In November 2008, an anonymous author using the pseudonym Satoshi Nakamoto issued the white paper “Bitcoin: A Peer-to-Peer Electronic Cash System,” which outlined “a system for electronic transactions without relying on trust.” This system, known as blockchain, became the basis for the world’s first widely accepted cryptocurrency, bitcoin. It’s also a foundational technology that has the possibility to impact society as dramatically as the invention of the Internet itself.
Don Tapscott, author of “Blockchain Revolution: How the Technology Behind Bitcoin is Changing Money, Business, and the World,” claimed in an interview with McKinsey & Company that blockchain is “an immutable, unhackable distributed database… a platform for truth… a platform for trust.” An unapologetic, enthusiastic supporter of blockchain, he adds, “I’ve never seen a technology that I thought had a greater potential for humanity.”

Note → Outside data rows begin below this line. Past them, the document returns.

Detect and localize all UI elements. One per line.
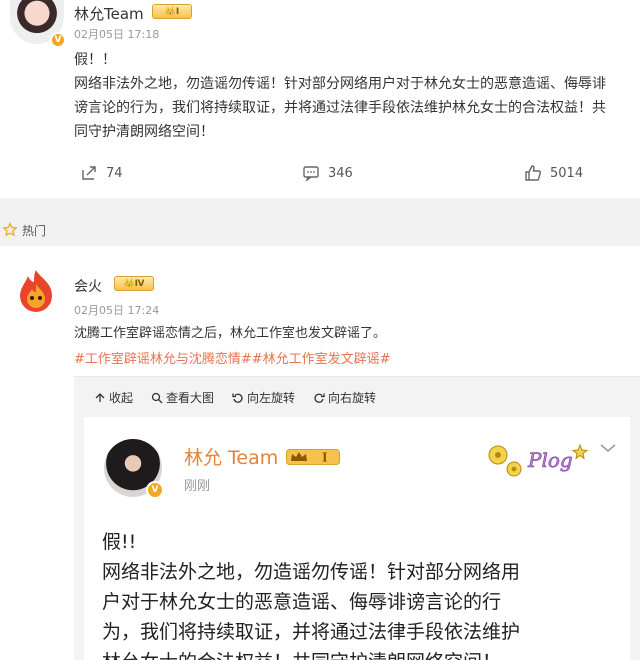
hot-section-label: 热门 (0, 216, 46, 244)
comment-button[interactable]: 346 (302, 164, 353, 182)
weibo-post-huihuo: 会火 👑 Ⅳ 02月05日 17:24 沈腾工作室辟谣恋情之后，林允工作室也发文辟… (0, 246, 640, 660)
author-name[interactable]: 林允Team (74, 3, 144, 24)
verified-badge-icon: V (50, 32, 66, 48)
svg-text:Plog: Plog (527, 448, 573, 472)
post-line: 网络非法外之地，勿造谣勿传谣！针对部分网络用户对于林允女士的恶意造谣、侮辱诽 (74, 76, 606, 92)
view-large-button[interactable]: 查看大图 (151, 389, 214, 406)
comment-icon (303, 166, 319, 182)
rotate-right-button[interactable]: 向右旋转 (313, 389, 376, 406)
rotate-right-icon (314, 393, 325, 403)
post-text: 假!! 网络非法外之地，勿造谣勿传谣！针对部分网络用 户对于林允女士的恶意造谣、… (102, 527, 612, 660)
hashtags-link[interactable]: #工作室辟谣林允与沈腾恋情##林允工作室发文辟谣# (74, 348, 391, 367)
like-button[interactable]: 5014 (524, 164, 583, 182)
arrow-up-icon (95, 392, 105, 402)
thumbs-up-icon (525, 165, 541, 181)
vip-level: Ⅰ (175, 6, 180, 17)
embedded-screenshot[interactable]: V 林允 Team Ⅰ 刚刚 Plog 假!! 网络非法外之地，勿造谣勿传谣！针… (84, 417, 630, 660)
post-line: 网络非法外之地，勿造谣勿传谣！针对部分网络用 (102, 561, 521, 583)
share-button[interactable]: 74 (80, 164, 123, 182)
post-text: 沈腾工作室辟谣恋情之后，林允工作室也发文辟谣了。 (74, 326, 387, 341)
rotate-left-button[interactable]: 向左旋转 (232, 389, 295, 406)
share-count: 74 (106, 165, 123, 181)
fire-avatar-icon[interactable] (16, 268, 56, 314)
post-line: 同守护清朗网络空间！ (74, 124, 214, 140)
post-time[interactable]: 02月05日 17:24 (74, 302, 159, 318)
post-line: 假!! (102, 531, 137, 553)
verified-badge-icon: V (146, 481, 164, 499)
comment-count: 346 (328, 165, 353, 181)
rotate-right-label: 向右旋转 (328, 391, 377, 405)
image-viewer: 收起 查看大图 向左旋转 向右旋转 V 林允 Team Ⅰ 刚刚 Plog 假!… (74, 376, 640, 660)
post-time: 刚刚 (184, 479, 211, 494)
collapse-label: 收起 (109, 391, 134, 405)
vip-badge-icon: Ⅰ (286, 449, 340, 465)
plog-sticker-icon: Plog (488, 443, 589, 477)
svg-text:Ⅰ: Ⅰ (322, 451, 328, 465)
post-time[interactable]: 02月05日 17:18 (74, 26, 159, 42)
vip-badge-icon: 👑 Ⅳ (114, 276, 154, 291)
chevron-down-icon[interactable] (600, 443, 616, 453)
image-toolbar: 收起 查看大图 向左旋转 向右旋转 (94, 389, 376, 406)
vip-level: Ⅳ (134, 278, 145, 289)
collapse-button[interactable]: 收起 (94, 389, 133, 406)
share-icon (82, 166, 96, 180)
post-line: 林允女士的合法权益！共同守护清朗网络空间！ (102, 647, 612, 660)
rotate-left-icon (232, 393, 243, 403)
post-line: 假！！ (74, 52, 116, 68)
post-line: 谤言论的行为，我们将持续取证，并将通过法律手段依法维护林允女士的合法权益！共 (74, 100, 606, 116)
post-line: 户对于林允女士的恶意造谣、侮辱诽谤言论的行 (102, 591, 502, 613)
weibo-post-linyun-team: V 林允Team 👑 Ⅰ 02月05日 17:18 假！！ 网络非法外之地，勿造谣… (0, 0, 640, 198)
action-bar: 74 346 5014 (0, 164, 640, 188)
vip-badge-icon: 👑 Ⅰ (152, 4, 192, 19)
hot-label: 热门 (22, 223, 47, 238)
view-large-label: 查看大图 (166, 391, 215, 405)
post-line: 为，我们将持续取证，并将通过法律手段依法维护 (102, 621, 521, 643)
star-icon (2, 222, 18, 237)
author-name: 林允 Team (184, 447, 279, 469)
like-count: 5014 (550, 165, 584, 181)
rotate-left-label: 向左旋转 (247, 391, 296, 405)
author-name[interactable]: 会火 (74, 276, 102, 296)
post-text: 假！！ 网络非法外之地，勿造谣勿传谣！针对部分网络用户对于林允女士的恶意造谣、侮… (74, 48, 634, 144)
magnifier-icon (151, 392, 163, 403)
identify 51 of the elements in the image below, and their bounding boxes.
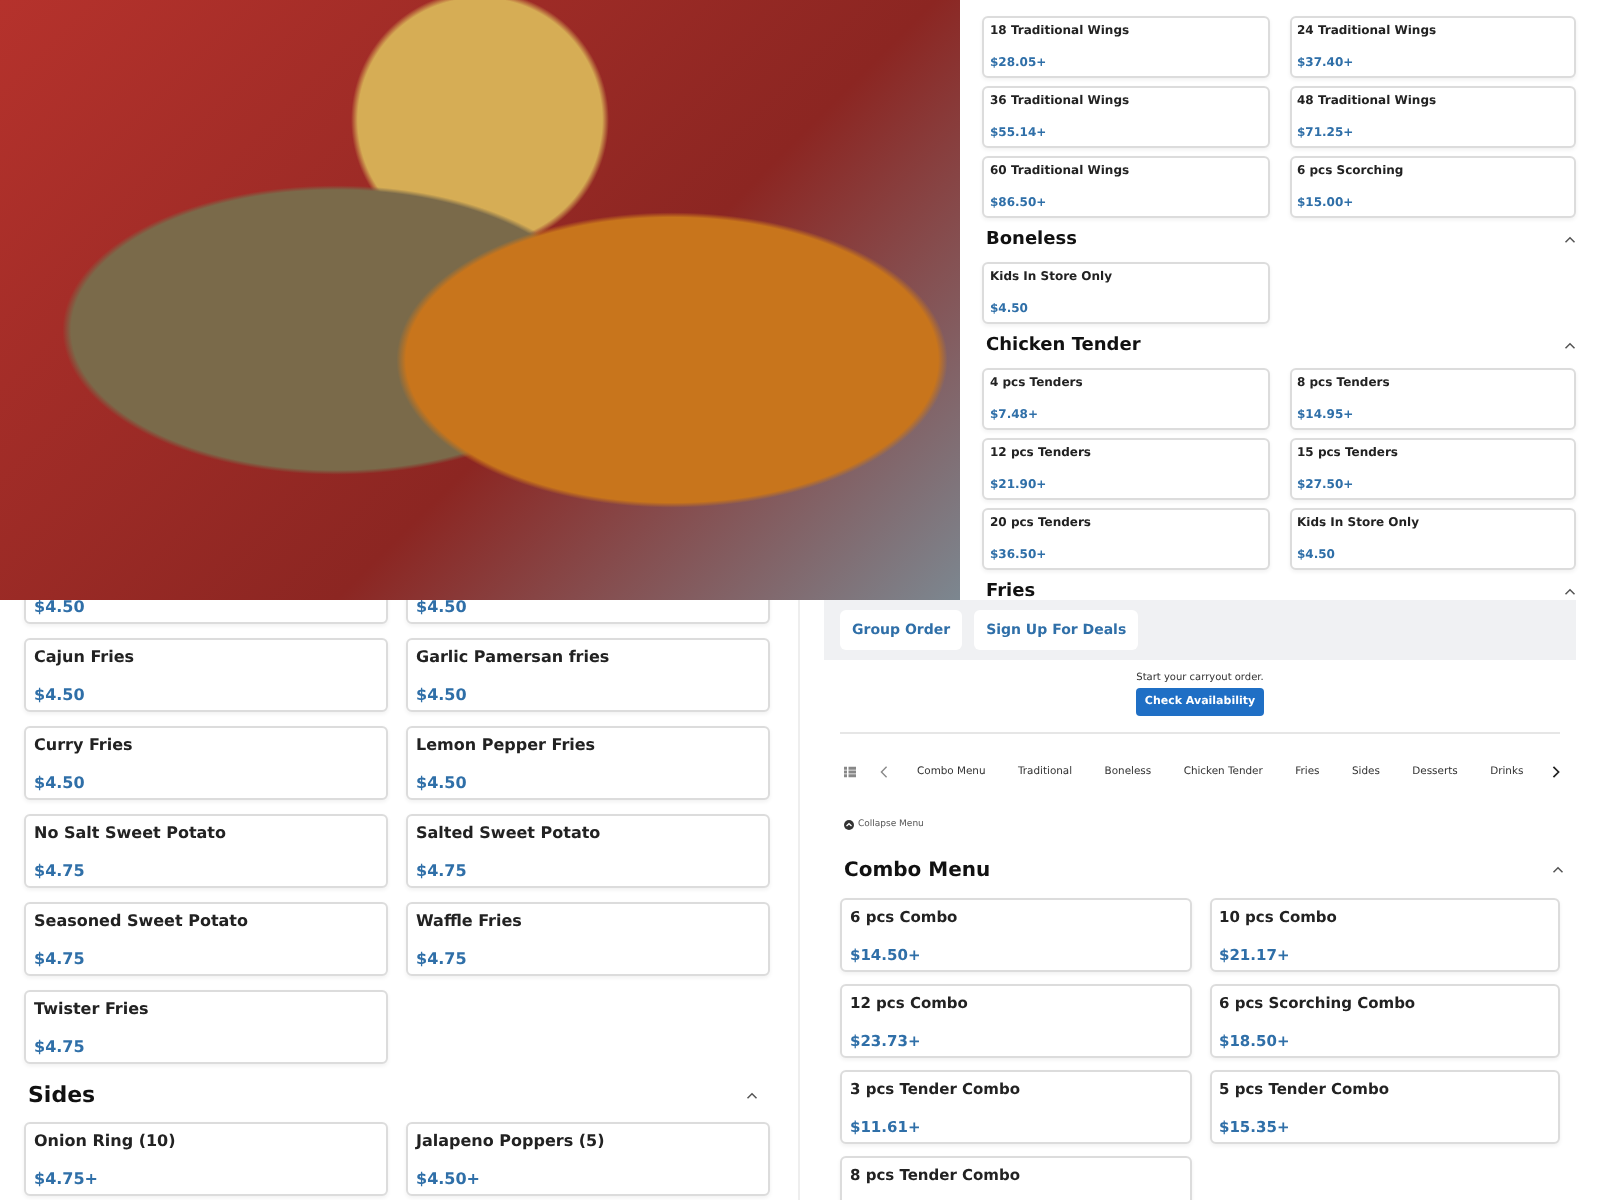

Is the hype around blockchain justified? Let’s take a look.
The Dangers of Digital Transactions
Mutual trust is the basis for business transactions. Yet as society has grown more complex, our ability to trust another party — especially if they’re unknown and halfway around the world — has decreased. As a result, organizations develop elaborate systems of policies, procedures, and processes to overcome the natural distrust arising from the uncertainties of distance, anonymity, human error, and intentional fraud.
At the heart of this distrust is the possibility of a “double spend,” or one party using the same asset twice, particularly when the assets being exchanged are digital. When exchanging physical assets, the transaction can only occur at one time in one place (unless forgery is involved). In contrast, a digital transaction is not a physical transfer of data, but the copying of data from one party to another. If there are two digital copies of something for which there should be only one, problems arise. For example, only one deed of the ownership of a house should be applicable at a time; if there are two seemingly identical copies, two or more parties could claim ownership of the same asset.
Unfortunately, the systems and intermediaries required to ensure, document, and record business transactions have not kept pace with the technological changes of a digital world, according to Harvard Business Review.
Consider a typical stock transaction. While the trade — one party agreeing to buy and another party agreeing to sell — can be executed in microseconds, often without human input, the actual transfer of ownership (the settlement process) can take up to a week to complete. Since a buyer can’t easily or quickly verify that a seller has the securities the buyer has purchased, nor can a seller be confident that a buyer has the funds to pay for that purchase, third-party intermediaries are required as guarantors to ensure that each party to a trade performs as contracted. Unfortunately, these intermediaries often add another layer of complexity, increase costs, and extend the time it takes to complete the transaction.
Our existing systems are also vulnerable to intentional attempts to steal data and the assets they represent. International Data Corporation reports that businesses spent more than $73 billion for cybersecurity in 2016 and are projected to exceed $100 billion by 2020. These numbers don’t include security expenses for non-businesses or governments, the cost of wasted time and duplicated efforts due to data breaches, or the expense of any remedies to those affected.
Blockchain technology presents a remedy for these issues that could significantly alter the way we do business in the future.
How Blockchain Technology Works
Understanding blockchain requires an understanding of “ledgers” and how they’re used. A ledger is a database that contains a list of all completed and cleared transactions involving a particular cryptocurrency, as well as the current balance of each account that holds that cryptocurrency. Unlike accounting systems that initially record transactions in a journal and then post them to individual accounts in the ledger, blockchain requires validation of each transaction before entering it into the ledger. This validation ensures that each transaction meets the defined protocols.